Он толкает дверь сарая и как-то не по-своему, криво ухмыляется.

– Так что я сделаю так, что ты не сможешь убить. Я ни много ни мало – твоя стена, Йолла.

Это как если бы тебя учили плавать, кинув с размаху в пруд с хищной рыбиной. Только поставили бы от неё ограду.

Только всё немножко сложнее, потому что эта самая хищная рыба – вроде как я.

МЕЛОНИ ДРАККАНТ

На пару дней выпадаю из жизни. Балбеска и ее муженек сгоняли в подпольную лечебку и притащили три десятка пурр в кошмарном состоянии. Мех тусклый, истощены, вздрагивают от каждого движения, глаза гноятся… Не кормили, не любили, не ухаживали, а самое дрянное – почти без отдыха лепили на больных. Пурры – они ведь вроде Грызи: не могут не брать боль на себя. Ну и в этих боли – по самую маковку, а доверия к людям теперь – ни на грош.

Так что я оставляю себе каждый день по два часа – так, по питомнику пролететь. Все остальное время провожу в пуррятнике, в карантине. Купаю лапочек, смазываю зельями, глажу, ласкаю и рассказываю, какие они самые-самые замечательные. В первый день еще подключается Конфетка с убойными дозами милашности и сладкосиропности.

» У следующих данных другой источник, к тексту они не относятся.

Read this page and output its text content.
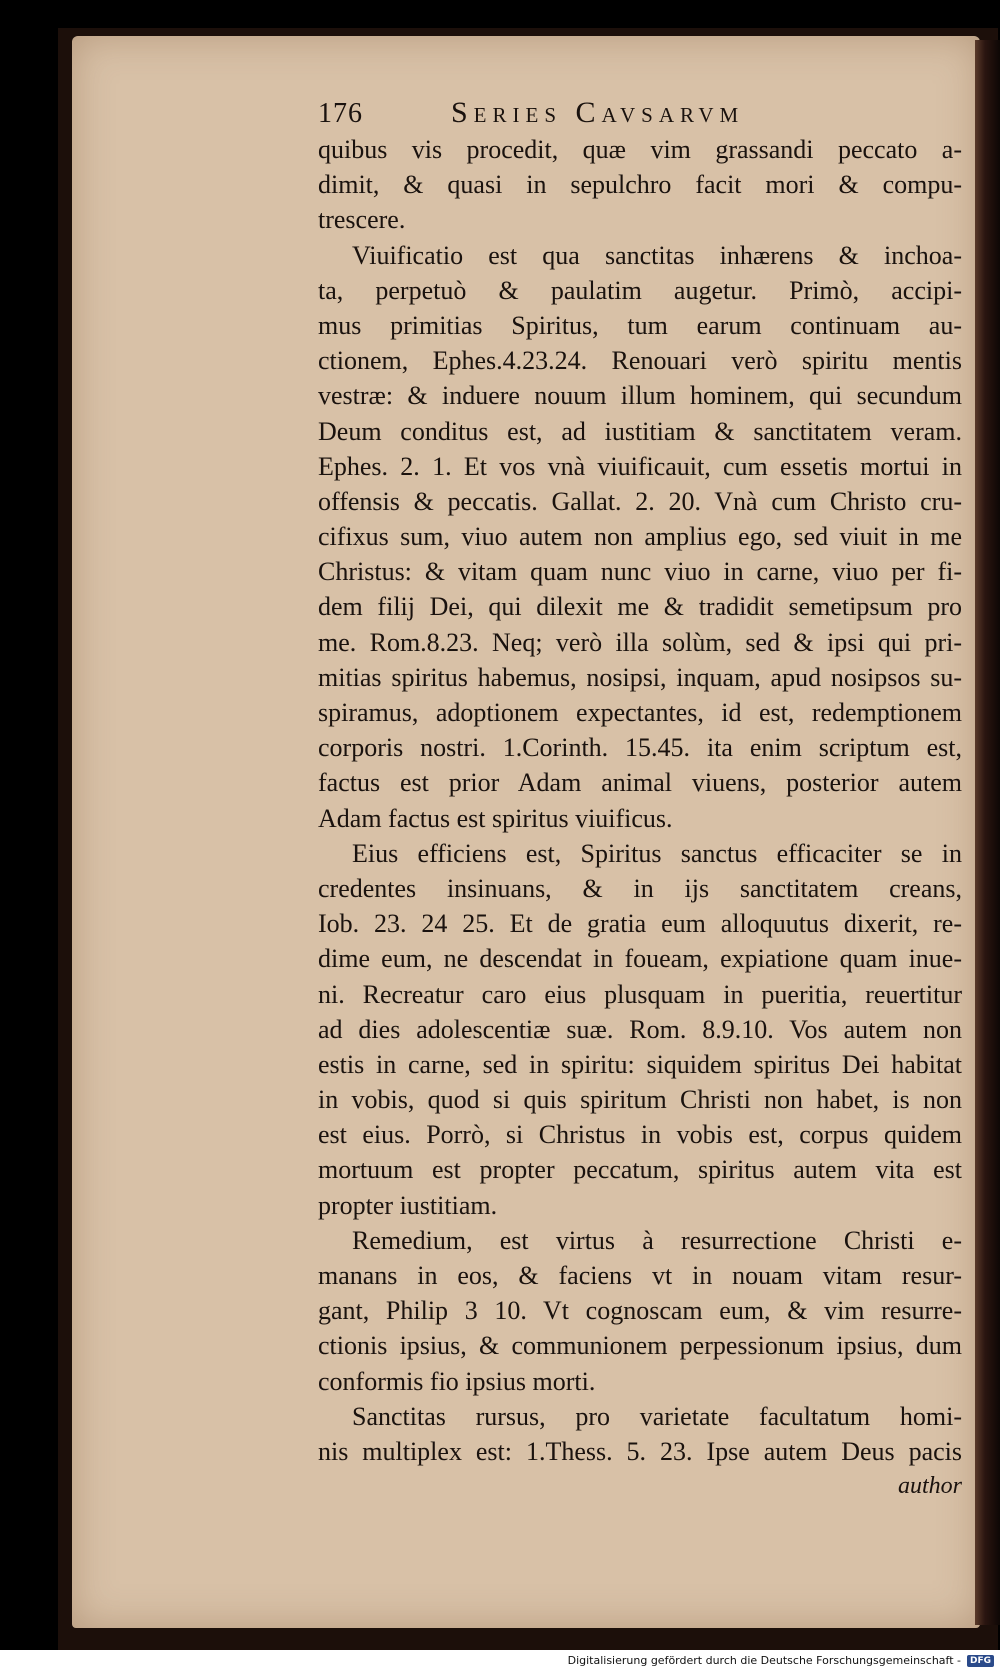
176	Series Cavsarvm
quibus vis procedit, quæ vim grassandi peccato a-
dimit, & quasi in sepulchro facit mori & compu-
trescere.
Viuificatio est qua sanctitas inhærens & inchoa-
ta, perpetuò & paulatim augetur. Primò, accipi-
mus primitias Spiritus, tum earum continuam au-
ctionem, Ephes.4.23.24. Renouari verò spiritu mentis
vestræ: & induere nouum illum hominem, qui secundum
Deum conditus est, ad iustitiam & sanctitatem veram.
Ephes. 2. 1. Et vos vnà viuificauit, cum essetis mortui in
offensis & peccatis. Gallat. 2. 20. Vnà cum Christo cru-
cifixus sum, viuo autem non amplius ego, sed viuit in me
Christus: & vitam quam nunc viuo in carne, viuo per fi-
dem filij Dei, qui dilexit me & tradidit semetipsum pro
me. Rom.8.23. Neq; verò illa solùm, sed & ipsi qui pri-
mitias spiritus habemus, nosipsi, inquam, apud nosipsos su-
spiramus, adoptionem expectantes, id est, redemptionem
corporis nostri. 1.Corinth. 15.45. ita enim scriptum est,
factus est prior Adam animal viuens, posterior autem
Adam factus est spiritus viuificus.
Eius efficiens est, Spiritus sanctus efficaciter se in
credentes insinuans, & in ijs sanctitatem creans,
Iob. 23. 24 25. Et de gratia eum alloquutus dixerit, re-
dime eum, ne descendat in foueam, expiatione quam inue-
ni. Recreatur caro eius plusquam in pueritia, reuertitur
ad dies adolescentiæ suæ. Rom. 8.9.10. Vos autem non
estis in carne, sed in spiritu: siquidem spiritus Dei habitat
in vobis, quod si quis spiritum Christi non habet, is non
est eius. Porrò, si Christus in vobis est, corpus quidem
mortuum est propter peccatum, spiritus autem vita est
propter iustitiam.
Remedium, est virtus à resurrectione Christi e-
manans in eos, & faciens vt in nouam vitam resur-
gant, Philip 3 10. Vt cognoscam eum, & vim resurre-
ctionis ipsius, & communionem perpessionum ipsius, dum
conformis fio ipsius morti.
Sanctitas rursus, pro varietate facultatum homi-
nis multiplex est: 1.Thess. 5. 23. Ipse autem Deus pacis
author
Digitalisierung gefördert durch die Deutsche Forschungsgemeinschaft -	DFG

Грызи то и дело захаживает, работает как варг – бережно убеждает пурр, что людям верить можно и что всё будет хорошо. Пару раз притаскивает Шибздрика – тот живо подключается гладить пурр, хотя непонятно – кому это больше надо, пуррам или Шибздрику.

Потом лапочкам становится лучше, я отпускаю их к остальным сородичам и обещаю почаще захаживать, присматривать и гладить. Отрубаюсь на ночь. Подрываюсь с рассветом и бегу узнать – не угробился ли питомник.

Питомник на удивление не угробился. Олсен с видом невероятного высокомерия попивает зелье из поилки. Яприль Хоррот осваивается с детишками, которых настрогал за лето. Гарпии-бескрылки бодры и подпрыгивают. Шнырок Кусака как-то особенно коварно спит.

Второе по вреднючести существо – огненный лис Шенни – наверное, заболел, потому как не делает даже попыток вдарить хвостом и обжечь. Угрюмо хромает по своему вольеру, слишком сильно припадая на ногу, покалеченную капканом. Это дело надо бы разъяснить.

Вынюхиваю след Грызи и безошибочно вваливаюсь на «звериную кухню». Грызи и Мелкая как раз перетирают подгнившие фрукты – готовят еду для пурр. Подключаюсь.

– Что это с Шенни? – спрашиваю, выбирая сильно полежавшие груши.

Мелкая нынче выглядит неплохо. Только уж слишком прячет взгляд в мешке со сливами.

– Ой. Это вроде как я его так. Сегодня на занятии, как бы.

– Я смотрела, – вставляет Грызи на диво напряженным голосом. – Он в норме. Аманда выдаст укрепляющее, ты на свое усмотрение можешь чем-нибудь вкусным побаловать.

Отличная новость – стало быть, кой-кто угостится яйцами и обожаемыми крабами. Перекидываю груши в ведро, а Грызи работает пестиком.

– Ну, а занятия-то как?

Не надо было вообще это дело из виду упускать. Теперь ничего не поймешь: у Гриз брови так и сошлись, а Мелкая – вон, просветлела.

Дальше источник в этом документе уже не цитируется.